Large Cross-Grade Level Collaborative Group Projects are created annually, and are enjoyed throughout the year as they are displayed at Logos Academy, as well as in collaboration with a community partner, Dreamwrights Theater, for display in their gallery. 

Community projects displayed at Logos Academy have included a large aerial installation of handmade peace doves, a prehistoric cave wall drawing, four large sound panel weavings representing the colors of the sky at sunrise- day – sunset – and night, as well as the annual school Christmas tree decorations and snowflakes. 

Works for the Dreamwrights Theater Gallery have included a set design painting for Shrek the Musical by K-8th Grades, a farm animals art themed exhibit for Charlotte’s Web, and Peter Pan’s Neverland themed works by 2nd, 4th, 5th and Upper School Students for display during the production of Peter and the Starcatcher.

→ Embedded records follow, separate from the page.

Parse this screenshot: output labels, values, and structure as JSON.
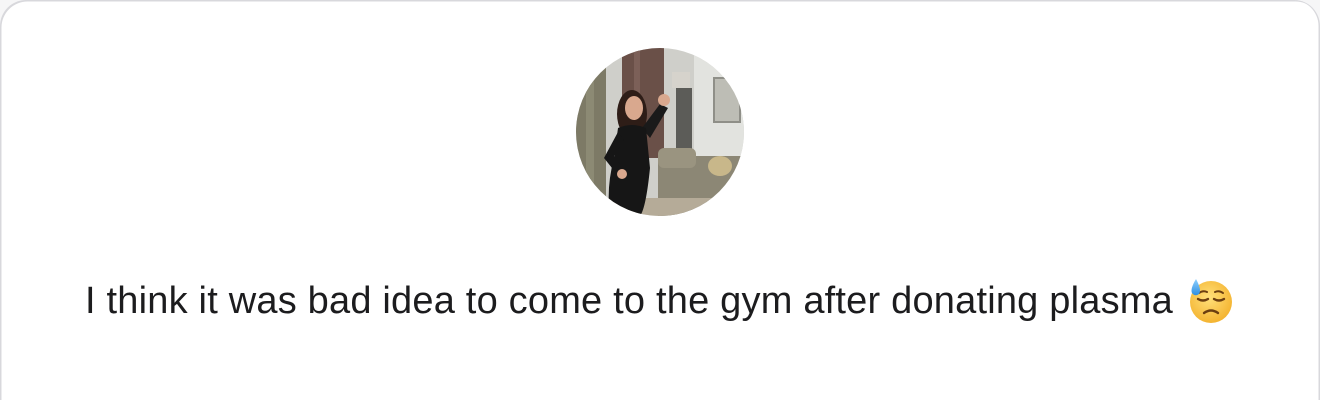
{
  "profile": {
    "avatar_icon": "profile-photo-woman-black-dress"
  },
  "message": {
    "text": "I think it was bad idea to come to the gym after donating plasma",
    "emoji_icon": "downcast-face-with-sweat-icon"
  },
  "colors": {
    "background": "#ffffff",
    "text": "#1c1c1e",
    "card_border": "#d8d8dc",
    "emoji_face": "#f7c44a"
  }
}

At Logos Academy, Martin Luther King’s idea of “Intelligence plus character” continues in the music classroom. We aim to cultivate a sense of wonder and delight in music. Students draw inspiration from timeless works. They discover community through expression and creativity as a form of worship. 

In music, we have three long-term goals for our students: that they will be tuneful, beatful, and artful. Students who are tuneful are full of melodies and songs that inspire delight and wonder. They can coordinate their voice to sing in tune for “Happy Birthday” or at a worship service. As an adult, they will have songs and lullabies they can sing to their children. Students who are beatful are able to dance at celebrations, clap their hands in time, and can play music in consistent time with a group. Students who are artful can appreciate a variety of musical genres from around the world. They are moved by music, and seek out opportunities to listen and participate in musical experiences. When they become tuneful, beatful, and artful, students of Logos Academy are better equipped to participate in music of a community. They can sing together, dance together, and share music with one another.

Students are given opportunities to perform throughout the year and showcase the skills they have learned. These opportunities include annual concerts and programs such as Cookies, Carols and Crafts, the Christmas concert, and our spring concert. Other small performances are included in our school traditions such as Convocation, Commencement, and our end of year ceremony. Our upper school ensembles also participate in bringing music to the community of York outside our school campus. 

Music Curriculum Highlights

Students in kindergarten through fifth grade are given general music education, learning fundamental skills of singing, playing classroom instruments, and music literacy. Traditional Orff and Kodaly approaches are used to teach students, so they are given opportunities to explore music through movement and diverse folk music.

Students in sixth through eighth grade study elements of music theory, and are taught music appreciation from both a western and global perspective. They learn basic skills on piano and ukulele. Middle school students are also given the opportunity to lead musically in our weekly chapels.

Our upper school students have the opportunity to elect music ensembles. Students can choose to be in choir, learning to sing with healthy skill and technique. Choir students are invited to participate in local choir festivals, and often lead the school in singing at morning prayer and chapel. Upper school students may also choose to participate in the handbell ensemble, which brings joy in ringing to our community in all seasons.